Police Commissioner Andy Tsang Wai-hung said the force has done an internal review of how it handled the Occupy protests late last year, Ming Pao Daily reported Wednesday.
The goal was for officers to learn from the experience and be more effective in similar situations in future, he said Tuesday.
At his final annual review of crime in Hong Kong before he retires in May, Tsang said 67,740 crimes were recorded last year, 7.1 percent fewer than in 2013.
The figure is the lowest since 1997, he said, and the crime rate is the lowest for any year since 1973.
The overall crime detection rate edged up 0.2 percentage point to 43.4 percent last year.
However, the detection rate for violent crimes fell for the second consecutive year, to 61.9 percent from 64.5 percent in 2013 and 65.4 percent in 2012.

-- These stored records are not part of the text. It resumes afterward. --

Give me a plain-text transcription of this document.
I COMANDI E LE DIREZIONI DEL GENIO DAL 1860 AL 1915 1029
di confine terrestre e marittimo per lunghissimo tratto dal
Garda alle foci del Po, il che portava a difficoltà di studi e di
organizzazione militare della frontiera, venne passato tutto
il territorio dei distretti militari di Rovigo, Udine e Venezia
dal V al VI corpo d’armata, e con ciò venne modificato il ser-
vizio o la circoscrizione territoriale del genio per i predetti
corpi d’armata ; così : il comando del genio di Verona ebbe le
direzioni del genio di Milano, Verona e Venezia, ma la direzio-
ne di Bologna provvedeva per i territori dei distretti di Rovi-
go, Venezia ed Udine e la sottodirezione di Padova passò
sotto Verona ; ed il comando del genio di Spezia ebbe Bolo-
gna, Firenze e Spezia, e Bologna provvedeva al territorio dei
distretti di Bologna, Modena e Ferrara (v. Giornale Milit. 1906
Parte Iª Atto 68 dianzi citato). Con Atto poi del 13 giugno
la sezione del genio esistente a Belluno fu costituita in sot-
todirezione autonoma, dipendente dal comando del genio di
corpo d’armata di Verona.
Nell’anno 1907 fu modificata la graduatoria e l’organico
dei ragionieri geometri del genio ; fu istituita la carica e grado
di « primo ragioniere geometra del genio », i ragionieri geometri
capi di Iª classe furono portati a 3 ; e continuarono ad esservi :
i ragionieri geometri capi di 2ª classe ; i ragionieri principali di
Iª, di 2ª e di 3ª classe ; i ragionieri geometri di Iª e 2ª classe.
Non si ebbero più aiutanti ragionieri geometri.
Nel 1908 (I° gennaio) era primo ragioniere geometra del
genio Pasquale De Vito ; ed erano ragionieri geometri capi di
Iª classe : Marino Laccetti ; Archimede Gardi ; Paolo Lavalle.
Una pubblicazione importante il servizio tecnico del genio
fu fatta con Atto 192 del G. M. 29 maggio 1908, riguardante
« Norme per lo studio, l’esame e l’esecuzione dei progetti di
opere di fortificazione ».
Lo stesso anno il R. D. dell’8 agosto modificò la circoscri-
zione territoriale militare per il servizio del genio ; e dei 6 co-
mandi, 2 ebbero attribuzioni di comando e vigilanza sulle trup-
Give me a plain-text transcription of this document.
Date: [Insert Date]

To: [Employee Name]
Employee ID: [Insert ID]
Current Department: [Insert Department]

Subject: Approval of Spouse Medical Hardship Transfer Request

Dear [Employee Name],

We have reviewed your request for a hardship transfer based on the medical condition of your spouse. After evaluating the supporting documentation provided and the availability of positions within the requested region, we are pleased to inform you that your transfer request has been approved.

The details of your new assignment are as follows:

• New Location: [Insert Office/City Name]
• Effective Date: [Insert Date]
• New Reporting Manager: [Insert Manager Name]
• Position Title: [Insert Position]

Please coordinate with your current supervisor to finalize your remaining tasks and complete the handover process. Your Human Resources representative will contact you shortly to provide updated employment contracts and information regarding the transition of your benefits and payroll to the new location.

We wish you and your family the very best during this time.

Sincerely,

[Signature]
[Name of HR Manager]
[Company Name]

It would be incorrect to say the Occupy protests have had no impact on public order, Tsang said.
A sense of lawlessness is spreading in the city and will do great harm to law and order in the long term, he said.
Tsang said one of the force’s priorities this year is to enhance the public’s understanding of and support for it.
When asked about the public’s decreased satisfaction with the police, he said he was aware of such reports, but he wondered whether that was the view of a portion of young people or of all Hongkongers.
Tsang reminded reporters that more than 1.8 million people signed a statement in support of the police.
Last year, Robert Chow, convener of the pro-Beijing Alliance for Peace and Democracy against Occupy Central, claimed the group had received 1.8 million signatures during a campaign.
Tsang urged citizens not to act as the judge in the case of the seven police officers alleged to have used excess force against Civic Party member Ken Tsang Kin-chiu during a protest in Admiralty in October.
At a meeting of the Legislative Council’s security panel Tuesday, Tsang insisted the police used zero force on most days during the Occupy protests and tried their best to exercise tolerance and refrain from violence.
Meanwhile, Tsang said 23 police officers were convicted of criminal offences last year, a “very small” number and lower than the 30 in 2013.
Labour Party lawmaker Cyd Ho Sau-lan urged the force not to adopt double standards in investigating cases involving police officers. Ho said mutual trust between the police and the public is very important.
People Power legislator Raymond Chan Chi-chuen questioned the efficiency of the police force in handling cases involving its own members.